See Complaints to regulators — surprise billing and CMS.

Scenarios beginners run into

Scheduled surgery without insurance

Patient schedules knee surgery self-pay; hospital sends GFE for $12,000. After surgery, hospital bills $18,000. Difference is $6,000—above $400 threshold for the hospital. Advocate compares itemized bill to GFE line by line, calls billing, then starts CMS dispute within 120 days if unresolved. Separate surgeon and anesthesia bills are compared to their own estimates.

Several providers, one bill too high

Total care felt twice as expensive as expected, but each individual provider's bill is only $250 above its estimate. Federal PPDR may not apply to any single provider even though the patient is struggling overall. Pivot to negotiation, payment plans, and financial assistance—not the $400-per-provider dispute rule.
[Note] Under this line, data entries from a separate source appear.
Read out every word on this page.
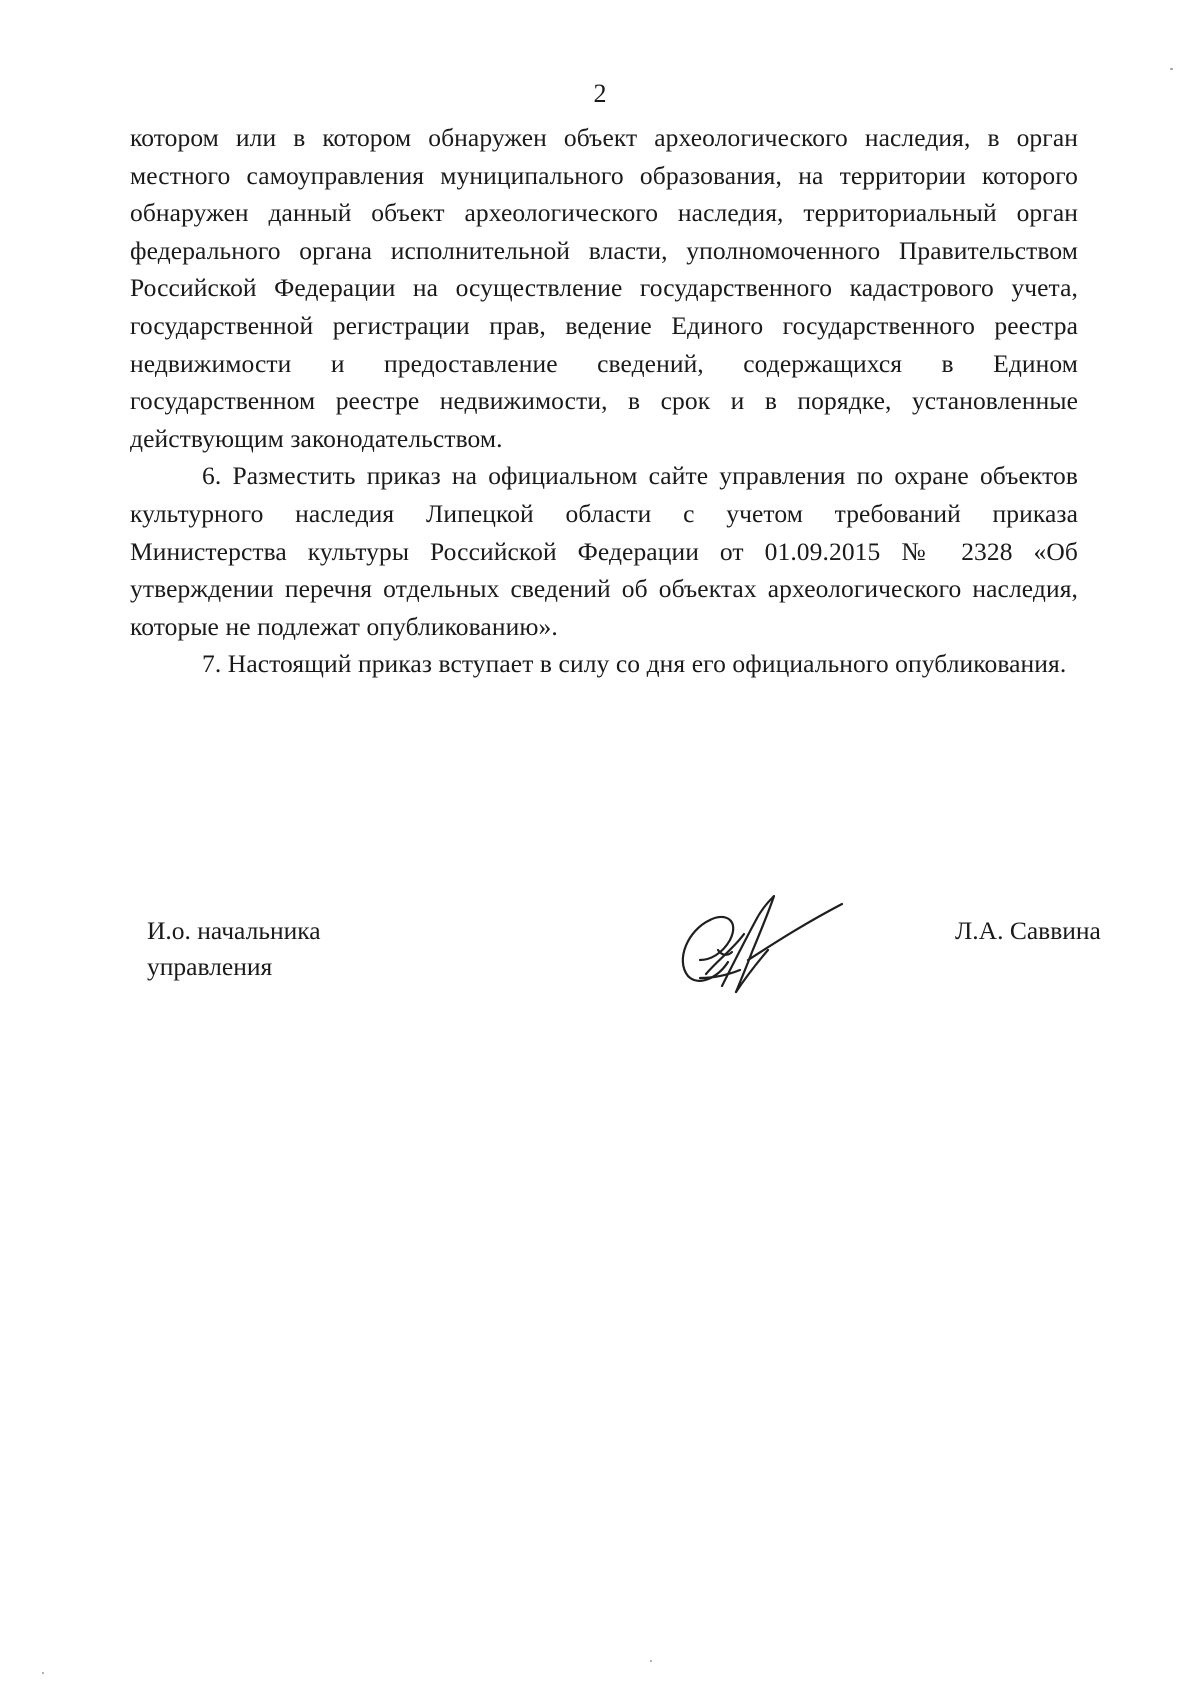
2

котором или в котором обнаружен объект археологического наследия, в орган
местного самоуправления муниципального образования, на территории которого
обнаружен данный объект археологического наследия, территориальный орган
федерального органа исполнительной власти, уполномоченного Правительством
Российской Федерации на осуществление государственного кадастрового учета,
государственной регистрации прав, ведение Единого государственного реестра
недвижимости и предоставление сведений, содержащихся в Едином
государственном реестре недвижимости, в срок и в порядке, установленные
действующим законодательством.

6. Разместить приказ на официальном сайте управления по охране объектов
культурного наследия Липецкой области с учетом требований приказа
Министерства культуры Российской Федерации от 01.09.2015 № 2328 «Об
утверждении перечня отдельных сведений об объектах археологического наследия,
которые не подлежат опубликованию».

7. Настоящий приказ вступает в силу со дня его официального опубликования.

И.о. начальника
управления
Л.А. Саввина
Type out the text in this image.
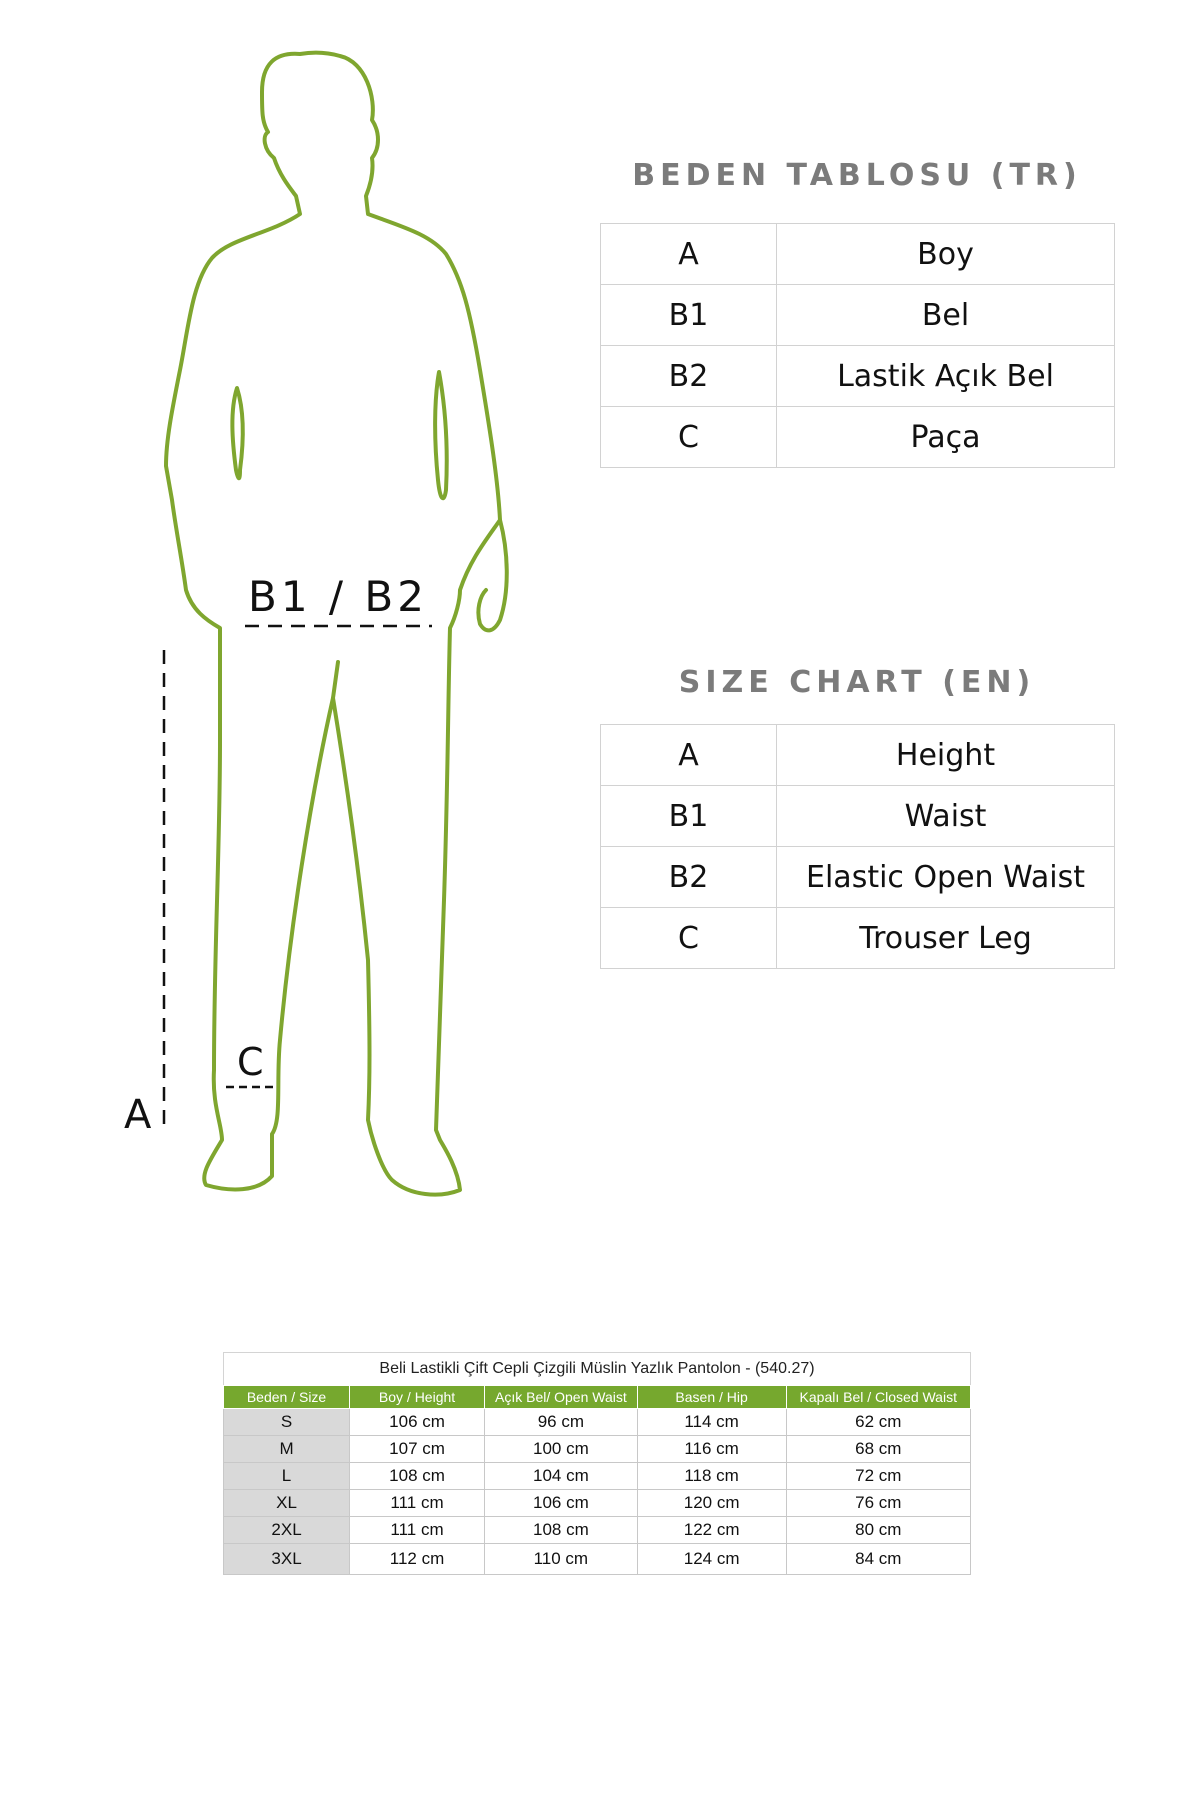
B1 / B2
C
A
BEDEN TABLOSU (TR)
A	Boy
B1	Bel
B2	Lastik Açık Bel
C	Paça
SIZE CHART (EN)
A	Height
B1	Waist
B2	Elastic Open Waist
C	Trouser Leg
Beli Lastikli Çift Cepli Çizgili Müslin Yazlık Pantolon - (540.27)
Beden / Size	Boy / Height	Açık Bel/ Open Waist	Basen / Hip	Kapalı Bel / Closed Waist
S	106 cm	96 cm	114 cm	62 cm
M	107 cm	100 cm	116 cm	68 cm
L	108 cm	104 cm	118 cm	72 cm
XL	111 cm	106 cm	120 cm	76 cm
2XL	111 cm	108 cm	122 cm	80 cm
3XL	112 cm	110 cm	124 cm	84 cm
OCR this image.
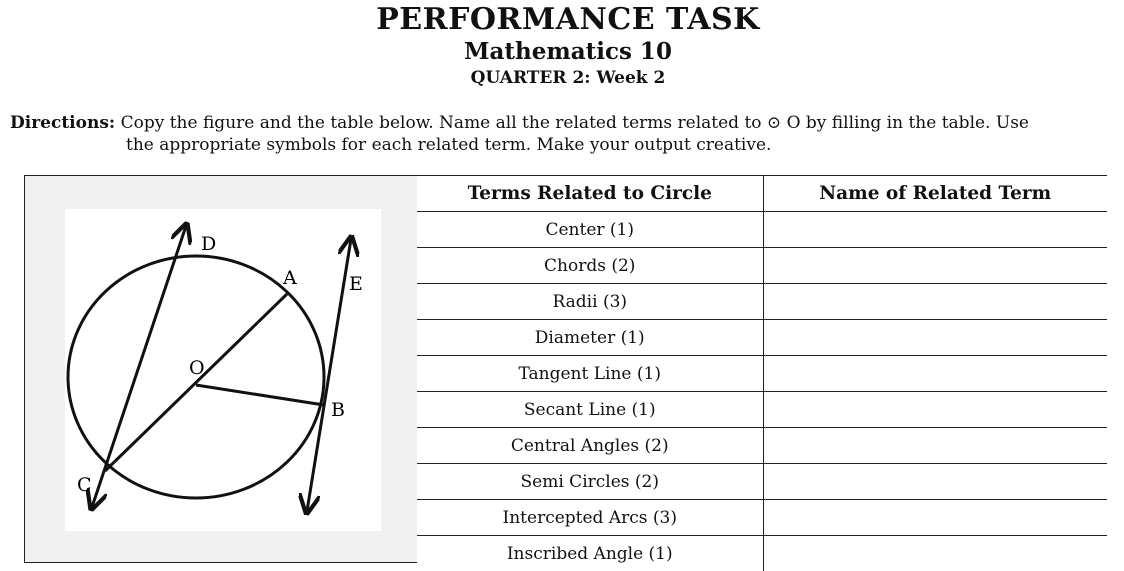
PERFORMANCE TASK
Mathematics 10
QUARTER 2: Week 2
Directions: Copy the figure and the table below. Name all the related terms related to ⊙ O by filling in the table. Use
the appropriate symbols for each related term. Make your output creative.
D
A	E
O
B
C
Terms Related to Circle	Name of Related Term
Center (1)	
Chords (2)	
Radii (3)	
Diameter (1)	
Tangent Line (1)	
Secant Line (1)	
Central Angles (2)	
Semi Circles (2)	
Intercepted Arcs (3)	
Inscribed Angle (1)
Using insurance—not a GFE case

Patient has Marketplace insurance and the claim was submitted to the plan. A good faith estimate dispute is the wrong tool. Compare bill to EOB, use insurance appeals if denied, and use surprise billing rules if out-of-network—not GFE PPDR.

Bill higher but under $400 threshold

Estimate $1,200, bill $1,450—patient is upset but $250 below federal dispute threshold. Still dispute errors with billing, negotiate, and ask for financial assistance. Document whether extra services were performed without consent or omitted from the estimate.